MUSSORGSKY: Russian Songs (orch. Markevitch); Pictures at an Exhibition; STRAVINSKY: Symphony of Psalms – Galina Vishnevskaya, sop./ Russian State Academic Choir/ Berlin Philharmonic/ Russian Symphony Orch./ Igor Markevitch – Praga Digitals Reminiscences stereo-only SACD, 71:16 [Distr. by Harmonia mundi] ****:

I have always admired Igor Markevitch’s conducting. Even though many of his recordings were with second-rate orchestras, much of his music making seems so alive and vital, especially considering he was a polymath and eventually had to give up his compositional activities because he was spread too thin. His Tchaikovsky is among the best available, and he had a great way with contemporary music.
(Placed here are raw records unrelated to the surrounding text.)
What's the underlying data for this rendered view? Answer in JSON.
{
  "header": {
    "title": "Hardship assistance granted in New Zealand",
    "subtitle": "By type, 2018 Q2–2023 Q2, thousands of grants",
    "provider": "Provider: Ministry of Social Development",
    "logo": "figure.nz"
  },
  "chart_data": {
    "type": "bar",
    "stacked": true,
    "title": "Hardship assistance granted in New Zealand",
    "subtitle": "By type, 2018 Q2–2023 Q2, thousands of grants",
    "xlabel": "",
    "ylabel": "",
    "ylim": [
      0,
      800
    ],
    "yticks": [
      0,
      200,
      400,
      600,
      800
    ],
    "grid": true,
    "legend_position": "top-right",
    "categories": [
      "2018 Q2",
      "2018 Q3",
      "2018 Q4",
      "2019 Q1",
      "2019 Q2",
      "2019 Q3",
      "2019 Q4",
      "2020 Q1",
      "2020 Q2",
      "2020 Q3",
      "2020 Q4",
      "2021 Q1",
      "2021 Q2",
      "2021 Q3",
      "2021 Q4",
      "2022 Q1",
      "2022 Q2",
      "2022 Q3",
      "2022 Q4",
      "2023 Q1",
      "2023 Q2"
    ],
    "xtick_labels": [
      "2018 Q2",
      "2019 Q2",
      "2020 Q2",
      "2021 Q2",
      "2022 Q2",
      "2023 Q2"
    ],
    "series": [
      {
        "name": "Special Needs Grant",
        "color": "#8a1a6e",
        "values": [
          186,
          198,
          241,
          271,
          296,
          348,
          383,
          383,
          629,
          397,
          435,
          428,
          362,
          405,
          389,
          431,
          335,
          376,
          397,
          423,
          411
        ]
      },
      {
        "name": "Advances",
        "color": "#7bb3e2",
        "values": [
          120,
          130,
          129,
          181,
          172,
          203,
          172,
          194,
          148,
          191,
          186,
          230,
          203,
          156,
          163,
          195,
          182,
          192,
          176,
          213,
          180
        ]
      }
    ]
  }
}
These recordings are some of his best, though to take the last listed first, the Symphony of Psalms, one hears how awful the Russian orchestra is and the choir can barely mange to be in tune a lot of the time. Nonetheless his way with the music is something special, non-sentimental, and tuned into the Byzantine roots of the score, as he always felt that Stravinsky was a religious man and the conductor wanted to make sure this aspect of the work came across.

Though the Symphony was recorded in 1960, on this remastered edition it doesn’t have near the presence as this wonderful Pictures at an Exhibition demonstrates. It was made in 1953, a mono recording, but Praga has done a wonderful job of restoration and faux-stereo, so much so that it sounds like true stereo, with lots of detail and brilliant playing. The performance is superb, one of the best from the orchestra that Karajan was completing his first DGG stereo Beethoven set with at the time.

Lastly, this set of conductor-orchestrated songs by Mussorgsky is simply top notch in every way. The arrangements are thoroughly in the mold of the composer’s own ascetic scoring, with Galina Vishnevskaya’s renditions second to none.

This is an easy recommendation for those who like great conducting and much better than average sound for the period, presented as it has never been before.